Posted June 22, 2012 12:55 pm by

  Voyeurism case suit remains class action for Anytime Fitness location

An appellate court earlier this month upheld a trial court’s decision to certify a class action lawsuit against a fitness gym and a former employees convicted last year on video voyeurism charges.

The case involves Anytime Fitness and former assistant manager Terry Telschow, who was arrested by Baton Rouge police in April 2010 and booked on four counts of video voyeurism. Telschow was accused of using a small, pen-like camera to film at least four women while they were in the shower room at the company’s Government Street facility in Baton Rouge.

The plaintiff, identified in the suit as Jane Doe, was contacted in April 2010 by Baton Rouge police and asked to identify pictures of herself in various stages of undress, according to a ruling from the 3rd Circuit Court of Appeal, based in Lake Charles.

The ruling says Telschow admitted to placing the camera in the ladies locker room on 10 to 15 occasions between Nov. 1, 2009, and April 5, 2010.

Telschow was sentenced July 13, 2011, to serve two years with all but nine months suspended on each of the four counts, all of which were set to run concurrently, or at the same time. He was also sentenced to serve five years of supervised probation upon his release from jail, according to the East Baton Rouge Parish Clerk of Court’s Office.

The plaintiff’s attorney, Timmy James Fontenot, said Thursday that Telschow admitted during deposition testimony that there were approximately 15 to 20 other women who had been videotaped but whom he could not identify.

The appellate court’s ruling states the plaintiff submitted a list of about 250 to 300 women who went into Anytime Fitness during that time period, suggesting that any of the women who entered the shower area could have been exposed to Telschow’s camera.

Fontenot said the basis for the class-action certification for the 250 to 300 women is that there is no way to identify the women or which of them would be damaged if those photographs are ever leaked publicly.

“Thus each woman potentially could have suffered damages due to the fear of images surfacing depicting them in various states of undress,” the court wrote, adding that since Anytime Fitness is a nationwide business that allows its members to use any location, “there is potential for aggrieved parties to be located not only in Louisiana, but other states as well.”

The trial court defined eligible plaintiffs as all females who entered the women’s restroom/locker room/changing room at 200 Government St. from Nov. 1, 2009, through April 5, 2010.

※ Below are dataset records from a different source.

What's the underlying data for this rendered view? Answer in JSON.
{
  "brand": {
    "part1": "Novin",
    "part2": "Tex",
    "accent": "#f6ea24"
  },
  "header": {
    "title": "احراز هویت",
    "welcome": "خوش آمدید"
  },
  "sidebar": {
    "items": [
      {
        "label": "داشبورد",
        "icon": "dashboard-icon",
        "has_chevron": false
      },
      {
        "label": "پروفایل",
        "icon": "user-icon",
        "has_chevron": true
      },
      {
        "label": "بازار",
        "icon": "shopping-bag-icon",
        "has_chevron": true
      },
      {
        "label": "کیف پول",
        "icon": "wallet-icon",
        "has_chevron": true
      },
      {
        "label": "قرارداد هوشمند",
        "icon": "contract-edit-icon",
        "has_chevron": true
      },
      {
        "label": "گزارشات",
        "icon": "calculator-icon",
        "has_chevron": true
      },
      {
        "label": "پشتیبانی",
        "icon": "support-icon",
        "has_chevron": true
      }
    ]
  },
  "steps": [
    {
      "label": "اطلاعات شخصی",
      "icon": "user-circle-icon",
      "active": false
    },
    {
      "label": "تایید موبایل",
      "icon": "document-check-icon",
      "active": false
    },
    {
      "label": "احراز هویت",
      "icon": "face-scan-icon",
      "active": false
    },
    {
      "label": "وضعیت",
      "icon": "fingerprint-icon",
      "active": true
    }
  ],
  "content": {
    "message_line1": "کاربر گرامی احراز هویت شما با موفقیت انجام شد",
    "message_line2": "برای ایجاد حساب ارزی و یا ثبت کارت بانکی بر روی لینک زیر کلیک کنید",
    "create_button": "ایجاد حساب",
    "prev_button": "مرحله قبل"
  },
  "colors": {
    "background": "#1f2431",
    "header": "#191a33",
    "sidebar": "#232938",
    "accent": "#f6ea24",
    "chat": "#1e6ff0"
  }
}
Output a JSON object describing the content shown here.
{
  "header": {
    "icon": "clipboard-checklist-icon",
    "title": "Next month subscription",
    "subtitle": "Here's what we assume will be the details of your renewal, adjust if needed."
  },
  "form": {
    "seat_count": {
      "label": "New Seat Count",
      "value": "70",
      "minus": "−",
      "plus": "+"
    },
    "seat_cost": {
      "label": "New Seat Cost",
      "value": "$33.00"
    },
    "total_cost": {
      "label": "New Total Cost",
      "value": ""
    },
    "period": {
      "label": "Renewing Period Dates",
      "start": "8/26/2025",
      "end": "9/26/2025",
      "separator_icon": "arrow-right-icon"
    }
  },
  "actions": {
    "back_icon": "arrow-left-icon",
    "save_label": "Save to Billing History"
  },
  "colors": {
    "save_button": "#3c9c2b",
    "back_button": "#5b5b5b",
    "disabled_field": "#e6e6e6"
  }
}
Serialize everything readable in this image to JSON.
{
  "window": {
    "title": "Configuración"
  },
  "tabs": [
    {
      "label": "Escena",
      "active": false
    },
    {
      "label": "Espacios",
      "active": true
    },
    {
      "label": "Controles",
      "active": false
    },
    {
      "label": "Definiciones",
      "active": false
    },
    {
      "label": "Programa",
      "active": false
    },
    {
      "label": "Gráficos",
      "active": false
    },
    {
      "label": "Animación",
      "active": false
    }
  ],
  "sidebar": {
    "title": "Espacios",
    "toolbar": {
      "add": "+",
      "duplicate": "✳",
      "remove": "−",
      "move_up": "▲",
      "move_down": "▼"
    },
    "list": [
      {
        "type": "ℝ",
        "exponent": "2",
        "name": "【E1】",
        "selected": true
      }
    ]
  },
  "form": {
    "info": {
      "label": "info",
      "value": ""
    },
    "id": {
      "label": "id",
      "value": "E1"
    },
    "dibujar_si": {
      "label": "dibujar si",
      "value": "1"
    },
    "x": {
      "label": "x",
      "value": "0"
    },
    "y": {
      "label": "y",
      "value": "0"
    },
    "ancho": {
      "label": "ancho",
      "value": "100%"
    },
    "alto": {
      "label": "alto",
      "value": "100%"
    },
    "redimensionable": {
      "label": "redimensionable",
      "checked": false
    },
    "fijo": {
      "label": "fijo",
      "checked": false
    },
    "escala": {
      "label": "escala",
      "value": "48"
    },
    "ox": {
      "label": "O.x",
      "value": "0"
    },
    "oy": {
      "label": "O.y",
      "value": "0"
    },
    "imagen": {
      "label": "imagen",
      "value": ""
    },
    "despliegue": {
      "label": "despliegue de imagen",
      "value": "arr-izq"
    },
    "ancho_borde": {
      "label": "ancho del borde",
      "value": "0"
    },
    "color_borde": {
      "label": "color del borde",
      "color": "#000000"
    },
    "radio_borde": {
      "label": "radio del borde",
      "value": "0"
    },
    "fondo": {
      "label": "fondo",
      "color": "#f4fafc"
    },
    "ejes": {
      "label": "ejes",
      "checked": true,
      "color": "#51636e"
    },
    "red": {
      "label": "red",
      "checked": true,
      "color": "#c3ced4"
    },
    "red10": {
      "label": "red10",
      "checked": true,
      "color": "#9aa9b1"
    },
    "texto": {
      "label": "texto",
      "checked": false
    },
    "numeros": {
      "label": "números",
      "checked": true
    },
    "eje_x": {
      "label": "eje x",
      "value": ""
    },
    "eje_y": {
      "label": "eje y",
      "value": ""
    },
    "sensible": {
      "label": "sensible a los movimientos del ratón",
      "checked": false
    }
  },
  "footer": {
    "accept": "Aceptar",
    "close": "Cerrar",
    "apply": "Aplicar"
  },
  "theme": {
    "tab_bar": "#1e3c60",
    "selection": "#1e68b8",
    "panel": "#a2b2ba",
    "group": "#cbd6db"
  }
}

The suit names Telschow, Southern Gyms, which does business as Anytime Fitness, and the company’s insurance company, Lexington Insurance Company, as defendants.

Attorney Douglas Michael Chapoton, who represents Anytime Fitness, could not be reached for comment at his office Thursday.

The suit was filed in Evangeline Parish, where the victim resided, but will now be transferred to East Baton Rouge Parish following a recent ruling by the state Supreme Court, Fontenot said.

The attorney said police have located three of the four women identified during the investigation. One is represented in the lawsuit. One or two other women have filed individual lawsuits against the company, Fontenot said.

A trial date has not yet been set in the lawsuit.